There are also ways that you as an event-goer can ensure your safety at large events.
How to Keep Yourself Safe at Public Events
We have a tendency to blur out environmental details, and often won’t notice subtle but important changes. Make a conscious effort to stay aware no matter where you go. If you see someone trying to avoid cameras, carrying a strange bag or just seemingly suspicious, trust your instincts. Your own intuition is a powerful way to keep yourself safe.
Know How to Leave – Quickly
The first thing to do when you arrive at a public event is to figure out exactly how you leave in an emergency. Try to identify at least two or more exit points. Panic in a crowd can lead to altercations, and though it doesn’t necessarily lead to shooting events, it’s a concern in and of itself. Be ready to leave through whatever means possible should something arise.
Locate Security Constantly
Along with knowing where the exits are you should also be able to put eyes on a security officer at any time during the event. You don’t have to follow security around (nor should you; it may appear suspicious) in order to be safe, but you should stay in close proximity if you can.
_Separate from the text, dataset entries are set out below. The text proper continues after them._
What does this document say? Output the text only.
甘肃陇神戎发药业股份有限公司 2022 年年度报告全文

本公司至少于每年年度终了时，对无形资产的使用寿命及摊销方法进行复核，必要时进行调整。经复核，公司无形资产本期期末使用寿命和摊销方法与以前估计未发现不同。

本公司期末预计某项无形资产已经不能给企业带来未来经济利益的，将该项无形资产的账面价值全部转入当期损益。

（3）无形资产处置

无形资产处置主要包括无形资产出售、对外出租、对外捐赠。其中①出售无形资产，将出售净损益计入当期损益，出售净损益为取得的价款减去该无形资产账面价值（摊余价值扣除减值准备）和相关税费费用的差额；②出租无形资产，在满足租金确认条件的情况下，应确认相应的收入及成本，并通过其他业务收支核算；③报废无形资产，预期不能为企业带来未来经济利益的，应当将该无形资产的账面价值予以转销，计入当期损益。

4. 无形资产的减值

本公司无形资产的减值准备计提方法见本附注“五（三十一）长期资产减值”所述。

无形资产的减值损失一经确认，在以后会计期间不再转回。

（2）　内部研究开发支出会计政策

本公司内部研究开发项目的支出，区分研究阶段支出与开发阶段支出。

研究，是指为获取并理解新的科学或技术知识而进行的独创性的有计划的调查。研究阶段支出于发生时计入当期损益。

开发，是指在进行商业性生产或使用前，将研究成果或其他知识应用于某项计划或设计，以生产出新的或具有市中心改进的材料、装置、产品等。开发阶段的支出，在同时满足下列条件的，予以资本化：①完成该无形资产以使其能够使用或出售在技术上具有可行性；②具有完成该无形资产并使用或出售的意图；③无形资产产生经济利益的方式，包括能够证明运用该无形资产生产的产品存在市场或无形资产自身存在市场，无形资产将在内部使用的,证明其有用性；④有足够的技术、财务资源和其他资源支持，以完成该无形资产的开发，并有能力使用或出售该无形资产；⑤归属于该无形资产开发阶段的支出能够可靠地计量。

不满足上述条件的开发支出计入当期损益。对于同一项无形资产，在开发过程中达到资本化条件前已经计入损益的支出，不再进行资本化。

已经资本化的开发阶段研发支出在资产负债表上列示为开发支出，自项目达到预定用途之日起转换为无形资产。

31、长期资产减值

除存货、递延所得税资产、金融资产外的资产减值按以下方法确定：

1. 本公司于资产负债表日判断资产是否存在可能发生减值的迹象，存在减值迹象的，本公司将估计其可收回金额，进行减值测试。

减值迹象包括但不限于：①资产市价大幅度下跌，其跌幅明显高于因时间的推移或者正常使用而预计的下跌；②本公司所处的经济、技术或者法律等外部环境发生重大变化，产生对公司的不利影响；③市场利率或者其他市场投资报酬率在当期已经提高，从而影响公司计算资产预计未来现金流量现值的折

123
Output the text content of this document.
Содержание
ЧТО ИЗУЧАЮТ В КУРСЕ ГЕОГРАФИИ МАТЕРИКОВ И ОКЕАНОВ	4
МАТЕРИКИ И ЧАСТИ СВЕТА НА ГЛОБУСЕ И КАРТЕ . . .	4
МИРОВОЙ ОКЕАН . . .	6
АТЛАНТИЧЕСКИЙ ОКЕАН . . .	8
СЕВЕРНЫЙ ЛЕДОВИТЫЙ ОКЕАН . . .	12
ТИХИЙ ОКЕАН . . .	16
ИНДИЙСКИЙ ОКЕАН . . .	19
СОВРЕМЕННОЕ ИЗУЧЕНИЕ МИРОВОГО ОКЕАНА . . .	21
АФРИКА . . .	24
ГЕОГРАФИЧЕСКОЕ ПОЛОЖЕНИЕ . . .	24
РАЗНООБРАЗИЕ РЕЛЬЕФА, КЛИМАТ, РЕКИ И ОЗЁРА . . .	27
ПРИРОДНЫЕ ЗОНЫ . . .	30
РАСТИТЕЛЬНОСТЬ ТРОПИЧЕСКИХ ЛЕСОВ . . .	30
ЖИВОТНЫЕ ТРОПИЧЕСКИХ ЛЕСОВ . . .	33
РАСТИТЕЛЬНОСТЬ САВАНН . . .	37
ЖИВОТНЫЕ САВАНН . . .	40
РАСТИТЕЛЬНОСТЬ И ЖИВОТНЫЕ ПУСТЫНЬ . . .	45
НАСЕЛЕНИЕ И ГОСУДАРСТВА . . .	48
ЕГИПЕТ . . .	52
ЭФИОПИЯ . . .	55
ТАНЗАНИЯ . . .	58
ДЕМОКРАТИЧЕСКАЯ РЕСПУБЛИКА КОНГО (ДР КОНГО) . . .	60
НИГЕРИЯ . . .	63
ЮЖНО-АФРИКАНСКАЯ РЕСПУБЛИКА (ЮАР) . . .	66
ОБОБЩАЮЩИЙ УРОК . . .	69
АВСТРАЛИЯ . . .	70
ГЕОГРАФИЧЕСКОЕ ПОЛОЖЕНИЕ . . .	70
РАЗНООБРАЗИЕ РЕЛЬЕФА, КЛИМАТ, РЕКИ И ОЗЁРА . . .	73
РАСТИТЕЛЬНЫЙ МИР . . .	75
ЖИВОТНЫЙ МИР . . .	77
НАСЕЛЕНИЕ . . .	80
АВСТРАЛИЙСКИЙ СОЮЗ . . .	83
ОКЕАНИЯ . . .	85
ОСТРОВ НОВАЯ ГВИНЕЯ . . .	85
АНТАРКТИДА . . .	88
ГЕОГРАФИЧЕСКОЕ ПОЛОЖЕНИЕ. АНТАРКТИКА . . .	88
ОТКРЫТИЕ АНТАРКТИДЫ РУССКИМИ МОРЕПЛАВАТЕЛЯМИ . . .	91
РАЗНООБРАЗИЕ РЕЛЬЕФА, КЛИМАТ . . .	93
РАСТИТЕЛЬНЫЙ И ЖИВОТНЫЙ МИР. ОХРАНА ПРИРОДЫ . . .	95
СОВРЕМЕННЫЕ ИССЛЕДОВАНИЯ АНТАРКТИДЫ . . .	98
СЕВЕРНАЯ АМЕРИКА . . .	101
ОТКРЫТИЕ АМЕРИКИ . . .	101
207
Knowing where security officers are located in the event also increases the likelihood that you can seek their assistance or notify them of anyone acting suspiciously or causing problems.
Have a Plan
Discuss with your family and friends what to do in case you get separated. Make sure you have a designated meet-up location just outside of the event. Have charged cell phones on hand and be sure to program each other’s numbers in on speed dial options.
When promoters plan public events, safety is a top goal. Hiring professional security officers, providing a safe location and creating rules for the event are just a few of the important ways they strive to keep you safe.